In the United Kingdom, the briefing will involve the Bank of England, the Financial Conduct Authority, HM Treasury and the National Cyber Security Centre. CMORG’s membership includes CEOs of the nation’s top banks and representatives from the Treasury, FCA and NCSC, giving the discussion a high‑level, cross‑sector perspective.
Anthropic describes Mythos Preview as a “general‑purpose frontier model” with exceptional capabilities in computer‑security tasks. According to the company, the model has already uncovered a 27‑year‑old weakness in OpenBSD and demonstrated a method to breach a web browser that could let a malicious site read data from another site, including a victim’s banking information. The AI can chain multiple steps together, completing a full cyber‑range attack from discovery to exploitation without human intervention.
Project Glasswing, Anthropic’s initiative to mitigate the model’s risks, will give about 40‑50 organizations early, controlled access to Mythos Preview. Partners include Amazon Web Services, Apple, Google, Microsoft, Nvidia, Cisco and JPMorgan Chase. Anthropic has pledged up to $100 million in usage credits and $4 million in donations to open‑source security groups, arguing that defenders need time to patch vulnerabilities before the model—or similar tools from competitors—becomes widely available.
Not everyone accepts Anthropic’s framing. Security technologist Bruce Schneier called the episode “very much a PR play” and warned that reporters were repeating the company’s talking points without critical analysis. He noted that a security firm, Aisle, could replicate some of the discovered vulnerabilities using older, cheaper public models, though he conceded there is a meaningful gap between finding a flaw and weaponising it.
Former head of the U.K. National Cyber Security Centre, Ciaran Martin, offered a more measured view. He said the dramatic reduction in vulnerability‑discovery timelines—from months to hours—poses a challenge but also creates an “opportunity to fix a lot of the internet’s hidden bugs.”
The regulatory response unfolds amid a broader political backdrop. Anthropic is currently in a legal dispute with the U.S. Department of Defense, which labeled the company a supply‑chain risk to national security. President Trump and Defense Secretary Hegseth have publicly criticized Anthropic for its stance on limiting military uses of its AI. Yet the Treasury and the Federal Reserve are treating the firm as a key partner in safeguarding systemic financial infrastructure.

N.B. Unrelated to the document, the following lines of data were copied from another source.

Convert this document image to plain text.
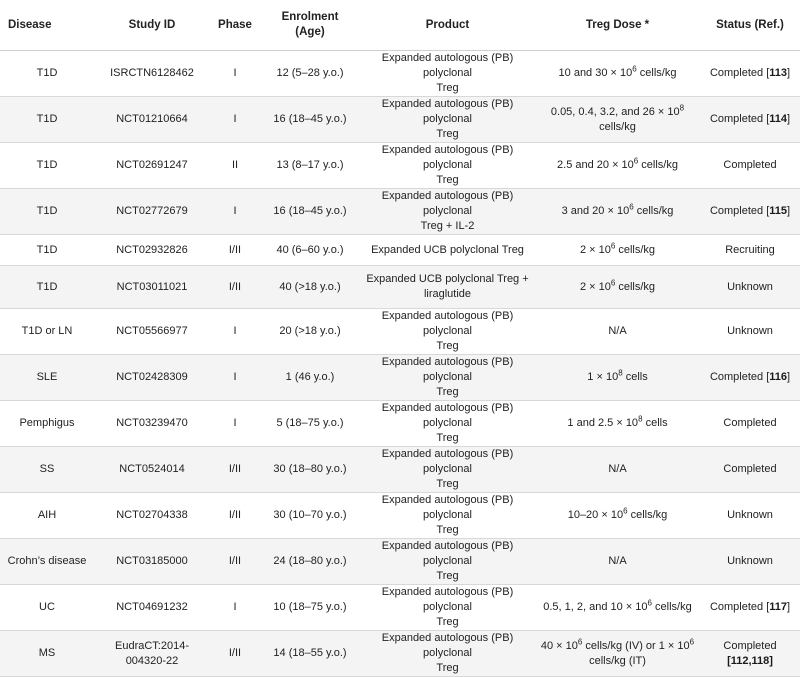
Disease	Study ID	Phase	Enrolment
(Age)	Product	Treg Dose *	Status (Ref.)
T1D	ISRCTN6128462	I	12 (5–28 y.o.)	Expanded autologous (PB) polyclonal
Treg	10 and $30 \times 10^6$ cells/kg	Completed [113]
T1D	NCT01210664	I	16 (18–45 y.o.)	Expanded autologous (PB) polyclonal
Treg	0.05, 0.4, 3.2, and $26 \times 10^8$
cells/kg	Completed [114]
T1D	NCT02691247	II	13 (8–17 y.o.)	Expanded autologous (PB) polyclonal
Treg	2.5 and $20 \times 10^6$ cells/kg	Completed
T1D	NCT02772679	I	16 (18–45 y.o.)	Expanded autologous (PB) polyclonal
Treg + IL-2	3 and $20 \times 10^6$ cells/kg	Completed [115]
T1D	NCT02932826	I/II	40 (6–60 y.o.)	Expanded UCB polyclonal Treg	$2 \times 10^6$ cells/kg	Recruiting
T1D	NCT03011021	I/II	40 (>18 y.o.)	Expanded UCB polyclonal Treg +
liraglutide	$2 \times 10^6$ cells/kg	Unknown
T1D or LN	NCT05566977	I	20 (>18 y.o.)	Expanded autologous (PB) polyclonal
Treg	N/A	Unknown
SLE	NCT02428309	I	1 (46 y.o.)	Expanded autologous (PB) polyclonal
Treg	$1 \times 10^8$ cells	Completed [116]
Pemphigus	NCT03239470	I	5 (18–75 y.o.)	Expanded autologous (PB) polyclonal
Treg	1 and $2.5 \times 10^8$ cells	Completed
SS	NCT0524014	I/II	30 (18–80 y.o.)	Expanded autologous (PB) polyclonal
Treg	N/A	Completed
AIH	NCT02704338	I/II	30 (10–70 y.o.)	Expanded autologous (PB) polyclonal
Treg	$10-20 \times 10^6$ cells/kg	Unknown
Crohn’s disease	NCT03185000	I/II	24 (18–80 y.o.)	Expanded autologous (PB) polyclonal
Treg	N/A	Unknown
UC	NCT04691232	I	10 (18–75 y.o.)	Expanded autologous (PB) polyclonal
Treg	0.5, 1, 2, and $10 \times 10^6$ cells/kg	Completed [117]
MS	EudraCT:2014-004320-22	I/II	14 (18–55 y.o.)	Expanded autologous (PB) polyclonal
Treg	$40 \times 10^6$ cells/kg (IV) or $1 \times 10^6$
cells/kg (IT)	Completed
[112,118]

Bank of England Governor Andrew Bailey cited Mythos by name in a recent speech at Columbia University, describing it as a major cybersecurity concern and noting that cyber risk has risen faster than any other category in regulators’ risk rankings. Pip White, Anthropic’s head of UK, Ireland and Northern Europe, said the company plans to make Mythos available to UK financial institutions next week.
As the briefing approaches, UK financial leaders will weigh the dual realities of a powerful new tool that could both expose and protect critical systems. The outcome will shape how regulators and the industry address AI‑driven cyber threats moving forward.